Energy efficiency investments have become increasingly important in recent years, as countries and corporations look for ways to reduce energy consumption and emissions. The year 2020 saw continued growth in energy efficiency investments, despite the economic slowdown caused by the COVID-19 pandemic. Several reports and academic papers in 2020 provided valuable insights into the trends, opportunities and challenges around energy efficiency investments. This article will summarize some of the key findings from pdf reports published in 2020, with a focus on investments in energy efficient technologies and solutions across different sectors like buildings, industry, transport etc. Multiple occurrences of ‘energy efficiency’ investments will be made to optimize for the target key words.

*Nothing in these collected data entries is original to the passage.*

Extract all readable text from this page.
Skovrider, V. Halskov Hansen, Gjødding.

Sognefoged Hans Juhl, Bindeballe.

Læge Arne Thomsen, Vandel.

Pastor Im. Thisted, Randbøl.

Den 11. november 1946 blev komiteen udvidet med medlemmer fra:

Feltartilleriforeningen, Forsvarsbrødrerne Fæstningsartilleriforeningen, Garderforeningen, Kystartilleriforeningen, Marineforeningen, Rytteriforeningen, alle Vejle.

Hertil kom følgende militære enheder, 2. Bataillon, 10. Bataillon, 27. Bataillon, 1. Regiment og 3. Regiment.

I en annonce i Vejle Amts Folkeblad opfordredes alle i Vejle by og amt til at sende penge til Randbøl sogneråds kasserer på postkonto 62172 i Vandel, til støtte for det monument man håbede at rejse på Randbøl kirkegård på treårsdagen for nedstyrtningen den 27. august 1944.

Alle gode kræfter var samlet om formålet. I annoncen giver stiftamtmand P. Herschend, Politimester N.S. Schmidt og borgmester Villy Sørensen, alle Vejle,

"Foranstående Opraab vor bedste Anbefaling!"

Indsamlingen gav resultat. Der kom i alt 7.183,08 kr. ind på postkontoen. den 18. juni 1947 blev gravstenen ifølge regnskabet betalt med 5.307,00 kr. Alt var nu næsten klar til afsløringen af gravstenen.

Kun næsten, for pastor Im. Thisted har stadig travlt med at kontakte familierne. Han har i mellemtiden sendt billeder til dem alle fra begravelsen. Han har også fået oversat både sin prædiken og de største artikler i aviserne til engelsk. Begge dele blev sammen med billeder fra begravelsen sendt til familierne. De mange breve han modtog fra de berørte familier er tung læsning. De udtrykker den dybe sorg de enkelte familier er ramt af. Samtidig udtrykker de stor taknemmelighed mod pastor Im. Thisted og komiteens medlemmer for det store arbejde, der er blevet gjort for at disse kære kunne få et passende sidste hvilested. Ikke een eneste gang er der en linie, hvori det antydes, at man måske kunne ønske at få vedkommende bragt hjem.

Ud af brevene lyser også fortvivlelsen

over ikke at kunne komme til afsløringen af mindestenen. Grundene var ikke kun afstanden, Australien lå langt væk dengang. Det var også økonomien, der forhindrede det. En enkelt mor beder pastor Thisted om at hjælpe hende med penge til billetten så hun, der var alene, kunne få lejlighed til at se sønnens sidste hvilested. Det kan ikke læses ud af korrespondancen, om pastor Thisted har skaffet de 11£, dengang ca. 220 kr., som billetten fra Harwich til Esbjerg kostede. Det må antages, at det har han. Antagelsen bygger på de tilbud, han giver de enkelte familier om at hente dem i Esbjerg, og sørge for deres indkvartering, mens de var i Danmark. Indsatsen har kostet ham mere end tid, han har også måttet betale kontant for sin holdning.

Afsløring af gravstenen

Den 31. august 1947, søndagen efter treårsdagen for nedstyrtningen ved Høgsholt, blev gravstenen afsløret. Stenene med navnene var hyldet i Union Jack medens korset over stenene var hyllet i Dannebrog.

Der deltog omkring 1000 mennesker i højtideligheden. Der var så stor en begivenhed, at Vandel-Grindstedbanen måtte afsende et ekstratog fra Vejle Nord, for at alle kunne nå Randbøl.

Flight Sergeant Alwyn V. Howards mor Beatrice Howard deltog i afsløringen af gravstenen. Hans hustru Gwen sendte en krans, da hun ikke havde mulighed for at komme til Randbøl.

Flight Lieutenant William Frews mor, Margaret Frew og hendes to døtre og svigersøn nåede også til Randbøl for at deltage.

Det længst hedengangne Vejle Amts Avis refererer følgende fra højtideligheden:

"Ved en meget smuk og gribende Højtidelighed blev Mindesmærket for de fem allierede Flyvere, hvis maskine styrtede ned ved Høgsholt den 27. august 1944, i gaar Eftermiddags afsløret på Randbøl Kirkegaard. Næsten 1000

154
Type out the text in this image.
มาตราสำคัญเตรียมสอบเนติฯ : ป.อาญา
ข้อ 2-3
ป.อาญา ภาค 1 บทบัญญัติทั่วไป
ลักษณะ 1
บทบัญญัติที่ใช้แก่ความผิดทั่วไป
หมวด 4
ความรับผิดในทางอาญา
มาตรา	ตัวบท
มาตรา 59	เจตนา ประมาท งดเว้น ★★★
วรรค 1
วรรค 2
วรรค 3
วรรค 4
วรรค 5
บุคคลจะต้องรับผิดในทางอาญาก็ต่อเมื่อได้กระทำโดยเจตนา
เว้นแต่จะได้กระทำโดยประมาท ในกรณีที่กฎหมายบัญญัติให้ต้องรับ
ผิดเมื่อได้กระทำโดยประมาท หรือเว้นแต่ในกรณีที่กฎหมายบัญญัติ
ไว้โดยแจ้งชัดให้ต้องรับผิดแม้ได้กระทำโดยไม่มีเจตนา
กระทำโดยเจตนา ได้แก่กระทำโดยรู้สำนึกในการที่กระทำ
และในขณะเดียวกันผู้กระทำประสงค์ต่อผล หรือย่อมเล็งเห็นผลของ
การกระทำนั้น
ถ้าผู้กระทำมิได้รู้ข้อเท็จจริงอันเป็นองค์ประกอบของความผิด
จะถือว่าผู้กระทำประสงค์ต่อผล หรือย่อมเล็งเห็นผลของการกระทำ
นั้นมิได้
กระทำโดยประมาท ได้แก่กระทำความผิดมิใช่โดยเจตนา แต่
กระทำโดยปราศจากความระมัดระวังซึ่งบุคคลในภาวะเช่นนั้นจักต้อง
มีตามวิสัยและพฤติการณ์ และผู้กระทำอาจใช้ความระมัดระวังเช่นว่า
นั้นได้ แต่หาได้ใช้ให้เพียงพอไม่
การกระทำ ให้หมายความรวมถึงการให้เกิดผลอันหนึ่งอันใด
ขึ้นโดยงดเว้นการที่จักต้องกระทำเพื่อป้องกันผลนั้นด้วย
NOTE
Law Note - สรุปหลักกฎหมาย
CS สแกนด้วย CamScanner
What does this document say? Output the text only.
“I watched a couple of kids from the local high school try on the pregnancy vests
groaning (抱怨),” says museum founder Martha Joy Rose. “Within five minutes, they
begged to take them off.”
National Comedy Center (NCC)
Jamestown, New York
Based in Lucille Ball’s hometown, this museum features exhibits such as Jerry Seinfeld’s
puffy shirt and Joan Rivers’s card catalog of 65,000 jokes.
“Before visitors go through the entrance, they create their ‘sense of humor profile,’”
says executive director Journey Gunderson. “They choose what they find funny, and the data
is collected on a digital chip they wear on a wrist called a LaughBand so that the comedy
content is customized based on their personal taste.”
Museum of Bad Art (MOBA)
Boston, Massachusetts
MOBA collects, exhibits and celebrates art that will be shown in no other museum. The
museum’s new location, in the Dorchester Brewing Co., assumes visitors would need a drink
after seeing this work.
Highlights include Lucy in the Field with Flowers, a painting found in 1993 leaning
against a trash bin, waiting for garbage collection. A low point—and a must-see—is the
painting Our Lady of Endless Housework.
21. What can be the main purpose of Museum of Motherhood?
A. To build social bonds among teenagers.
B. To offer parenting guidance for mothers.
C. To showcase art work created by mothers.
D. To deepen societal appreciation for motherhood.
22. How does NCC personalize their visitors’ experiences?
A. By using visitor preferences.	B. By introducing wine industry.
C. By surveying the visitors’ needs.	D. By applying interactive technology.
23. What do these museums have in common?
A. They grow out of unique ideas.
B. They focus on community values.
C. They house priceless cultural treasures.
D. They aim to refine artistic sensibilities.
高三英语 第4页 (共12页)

Buildings sector dominated energy efficiency investments in 2020
The buildings sector accounted for the largest share of energy efficiency investments in 2020, as per the annual report ‘Energy Efficiency 2020’ by the International Energy Agency (IEA). Investments in building envelopes, lighting, appliances, space cooling and heating systems reached around $150 billion in 2020 globally, with the highest growth seen in Europe and in China. The report highlighted the huge potential for further improvement in building energy efficiency, through technologies like smart thermostats, LED lighting, efficient appliances etc. It suggested that behavioral changes and stringent standards on new constructions can help tap this potential.
Industrial energy efficiency investments declined but rebounded by end of 2020
The IEA report found that investments in industrial energy efficiency technologies declined in the first half of 2020 due to lockdowns affecting manufacturing activity globally. However, it rebounded in the later part of the year. The report estimated that global investments in industry-related energy efficiency reached around $80 billion in 2020. Key areas included waste heat recovery systems, energy management software, switch to efficient motors and drives. The payback period for such solutions is often short, providing a good incentive for industries to invest in energy efficiency.
Investments in energy efficient transport stayed resilient
Transport accounted for around 15% of energy efficiency investments in 2020 as per IEA, totalling around $45 billion globally. This includes spending on fuel-efficient vehicles and electric mobility infrastructure. While car sales slumped during pandemic lockdowns, consumer spending on energy efficient cars held up relatively well, especially electric vehicles. Government subsidies and awareness on emission reductions drove continued investments in transport energy efficiency in 2020.
Appliances and lighting saw lower investment due to lower demand
Investments in energy efficient appliances and lighting contracted in 2020 as construction activity slowed down and demand from commercial sector reduced due to offices and malls being closed for many months. However, the IEA report forecasts a rebound in 2021 based on pent-up demand and sales of appliances in residential sector. It noted that there is significant room for improvement in average efficiency of appliances sold globally through better policies and consumer awareness.
Government policies crucial for driving energy efficiency investments
The IEA report highlighted that government policies like building codes, vehicle fuel economy standards, appliance regulations, subsidies etc. have been crucial for driving energy efficiency investments by removing barriers and aligning incentives. Many countries announced new stimulus packages in 2020 that incorporated energy efficiency components. The report recommended that governments should further prioritize energy efficiency investments as part of plans for sustainable, resilient economic recoveries post-COVID.
The pdf reports and data on energy efficiency investments in 2020 provide valuable insights into key trends and future opportunities, despite the pandemic’s impact. Continued policy support and private sector participation will be essential to tap the huge potential for improving energy efficiency across buildings, transport and industry. Targeted information campaigns can also help drive sustained investments and behavioral changes for reducing energy consumption globally.